2. For each node in the tree, add node attribute with the same name as the `name` field in the attribute's description and with the value corresponding to the value of the clade, lineage etc. of this node:

    ```json
    {
      "node_attrs": {
        "clade_membership": {"value": "A1"},
        "other-clade": {"value": "Lambda"},
        "my-lineage": {"value": "A.1.2.3.4"}
      }
    }
    ```

   Note that `clade_membership` attribute is treated separately (if present) and it does not need to be declared in `clade_node_attrs`.

3. Now when running Nextclade with this tree, you will notice additional columns in the outputs. Each entry in a column for a clade-like attribute corresponds to a clade value assigned to the query sequence.

   For concrete examples of using clade-like attributes, check out official SARS-CoV-2 datasets: they assign Nextstrain clades, Pango lineages and WHO VOC/VOIs simultaneously.

#### Relative mutations

Add object under `.meta.extensions.nextclade.ref_nodes`:

```json
{
  "ref_nodes": {
    "default": "__root__",
    "search": [
      {
        "name": "JN.1",
        "displayName": "JN.1 (24A)",
        "description": "Variant recommended for the 2024/2025 COVID-19 vaccine",
        "criteria": [
          {
            "qry": [
              {
                "clade": ["23I", "24A", "24B", "24C", "recombinant"]
              }
            ],
            "node": [
              {
                "name": ["JN.1"]
              }
            ]
          }
        ]
      }
    ]
  }
}
```

Properties:

- `default`: string, optional. Set default search to display in the Nextclade Web dropdown.

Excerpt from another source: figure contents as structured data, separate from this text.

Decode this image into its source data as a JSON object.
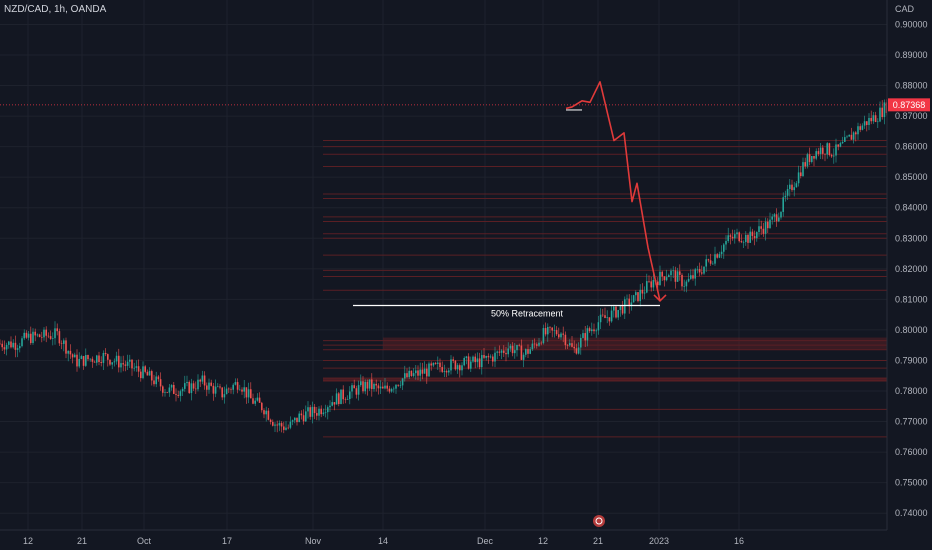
{
  "header": {
    "symbol_title": "NZD/CAD, 1h, OANDA",
    "currency": "CAD"
  },
  "colors": {
    "background": "#131722",
    "up": "#26a69a",
    "down": "#ef5350",
    "projection": "#e03a3a",
    "zone": "#5a1f24",
    "current_price_bg": "#f23645",
    "grid": "#1e222d"
  },
  "chart_data": {
    "type": "candlestick",
    "title": "NZD/CAD, 1h, OANDA",
    "y_unit": "CAD",
    "ylim": [
      0.7345,
      0.908
    ],
    "y_ticks": [
      0.74,
      0.75,
      0.76,
      0.77,
      0.78,
      0.79,
      0.8,
      0.81,
      0.82,
      0.83,
      0.84,
      0.85,
      0.86,
      0.87,
      0.88,
      0.89,
      0.9
    ],
    "y_tick_labels": [
      "0.74000",
      "0.75000",
      "0.76000",
      "0.77000",
      "0.78000",
      "0.79000",
      "0.80000",
      "0.81000",
      "0.82000",
      "0.83000",
      "0.84000",
      "0.85000",
      "0.86000",
      "0.87000",
      "0.88000",
      "0.89000",
      "0.90000"
    ],
    "x_tick_labels": [
      "12",
      "21",
      "Oct",
      "17",
      "Nov",
      "14",
      "Dec",
      "12",
      "21",
      "2023",
      "16"
    ],
    "x_tick_days": [
      12,
      21,
      30,
      47,
      61,
      75,
      91,
      103,
      112,
      122,
      137
    ],
    "x_day_range": [
      7,
      170
    ],
    "trend_path": [
      [
        7,
        0.7955
      ],
      [
        12,
        0.7975
      ],
      [
        17,
        0.7985
      ],
      [
        20,
        0.7895
      ],
      [
        24,
        0.7915
      ],
      [
        28,
        0.788
      ],
      [
        32,
        0.7835
      ],
      [
        35,
        0.78
      ],
      [
        39,
        0.781
      ],
      [
        42,
        0.783
      ],
      [
        46,
        0.779
      ],
      [
        49,
        0.783
      ],
      [
        51,
        0.777
      ],
      [
        53,
        0.7745
      ],
      [
        55,
        0.769
      ],
      [
        57,
        0.768
      ],
      [
        59,
        0.772
      ],
      [
        62,
        0.7735
      ],
      [
        65,
        0.777
      ],
      [
        69,
        0.78
      ],
      [
        72,
        0.782
      ],
      [
        75,
        0.78
      ],
      [
        78,
        0.784
      ],
      [
        81,
        0.786
      ],
      [
        84,
        0.788
      ],
      [
        87,
        0.789
      ],
      [
        90,
        0.7895
      ],
      [
        93,
        0.7915
      ],
      [
        96,
        0.7945
      ],
      [
        99,
        0.792
      ],
      [
        101,
        0.7945
      ],
      [
        103,
        0.7985
      ],
      [
        106,
        0.7995
      ],
      [
        108,
        0.793
      ],
      [
        110,
        0.7985
      ],
      [
        112,
        0.8025
      ],
      [
        115,
        0.806
      ],
      [
        118,
        0.81
      ],
      [
        121,
        0.816
      ],
      [
        124,
        0.819
      ],
      [
        127,
        0.815
      ],
      [
        130,
        0.82
      ],
      [
        133,
        0.8255
      ],
      [
        135,
        0.8295
      ],
      [
        137,
        0.831
      ],
      [
        139,
        0.83
      ],
      [
        141,
        0.833
      ],
      [
        143,
        0.835
      ],
      [
        145,
        0.84
      ],
      [
        147,
        0.847
      ],
      [
        149,
        0.8535
      ],
      [
        151,
        0.858
      ],
      [
        153,
        0.8595
      ],
      [
        155,
        0.858
      ],
      [
        157,
        0.861
      ],
      [
        159,
        0.865
      ],
      [
        161,
        0.868
      ],
      [
        163,
        0.87
      ],
      [
        165,
        0.8735
      ],
      [
        167,
        0.874
      ],
      [
        168,
        0.8705
      ],
      [
        170,
        0.869
      ]
    ],
    "projection_path": [
      [
        0.8725,
        0
      ],
      [
        0.873,
        1
      ],
      [
        0.875,
        2
      ],
      [
        0.8745,
        3
      ],
      [
        0.8812,
        4
      ],
      [
        0.862,
        5
      ],
      [
        0.8645,
        6
      ],
      [
        0.842,
        7
      ],
      [
        0.848,
        8
      ],
      [
        0.827,
        9
      ],
      [
        0.8095,
        10
      ]
    ],
    "support_zones": [
      0.8535,
      0.8575,
      0.86,
      0.862,
      0.8445,
      0.843,
      0.837,
      0.8355,
      0.8315,
      0.83,
      0.8245,
      0.8195,
      0.8175,
      0.813,
      0.7965,
      0.795,
      0.7935,
      0.79,
      0.7875,
      0.784,
      0.7835,
      0.774,
      0.765
    ],
    "retracement": {
      "label": "50% Retracement",
      "price": 0.808
    },
    "current_price": {
      "label": "0.87368",
      "value": 0.87368
    }
  }
}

Should correspond to one of the `search[].name` fields or one of the special values `__root__` for reference sequence (default), `__parent__` for nearest node (private mutations), `__clade_founder__` for founder of the clade.

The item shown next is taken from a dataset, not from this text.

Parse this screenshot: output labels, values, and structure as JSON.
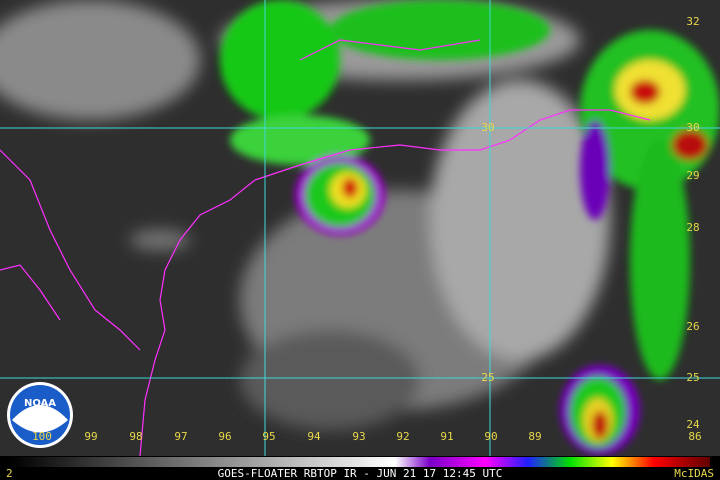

- `search`: array of objects, optional. Each object describes one search. Each search corresponds to an entry in the "Relative to" dropdown in the web app and a set of CSV/TSV columns `relativeMutations['searchName']`. Note that these names no longer need to correspond to node names.
  - `search[].name`: required unique identifier of the search entry
  - `search[].displayName`, `search.description`: optional friendly name and description to be displayed in the UI (dropdown)
  - `search[].criteria`: array of objects, optional. One or multiple search criteria. Criteria should be described such that during search run only one criterion matches a pair of query and node. If there are multiple matches, then one (unspecified) match is taken and a warning is emitted.
    - `search[].criteria[].qry`: object, optional, describing properties of query samples to select for this search
      - `search[].criteria[].qry.clade`: array of strings, optional. Query names to consider for this search. At least one match is necessary for sample to match.
      - `search[].criteria[].qry.cladeNodeAttrs`: optional mapping from name of the clade-like attr to a list of searched values for this attr. At least one match is necessary for sample to match.
    - `search[].criteria[].node`: object, optional, describing properties of ref node to search, as well as search algorithm. All of the properties should match.
      - `search[].criteria[].node.name`: array of strings, optional. Searched node names. At least one match.
      - `search[].criteria[].node.clade`: array of strings, optional. Searched node clades. At least one match is necessary for node to match.
      - `search[].criteria[].node.cladeNodeAttrs`: optional mapping from name of the clade-like attr to a list of searched values for this attr. At least one match is necessary for node to match.
      - `search[].criteria[].node.searchAlgo`: string, optional. Search algorithm to use
        - `full` (default): simple loop over all nodes until first match is found
        - `ancestor-earliest`: start with the current sample and traverse the graph against edge directions, looking for matching nodes, until it reaches root node. The result is the last encountered matching node.
        - `ancestor-latest`: start with the current sample and traverse the graph against edge directions, looking for matching nodes. The first match is the result.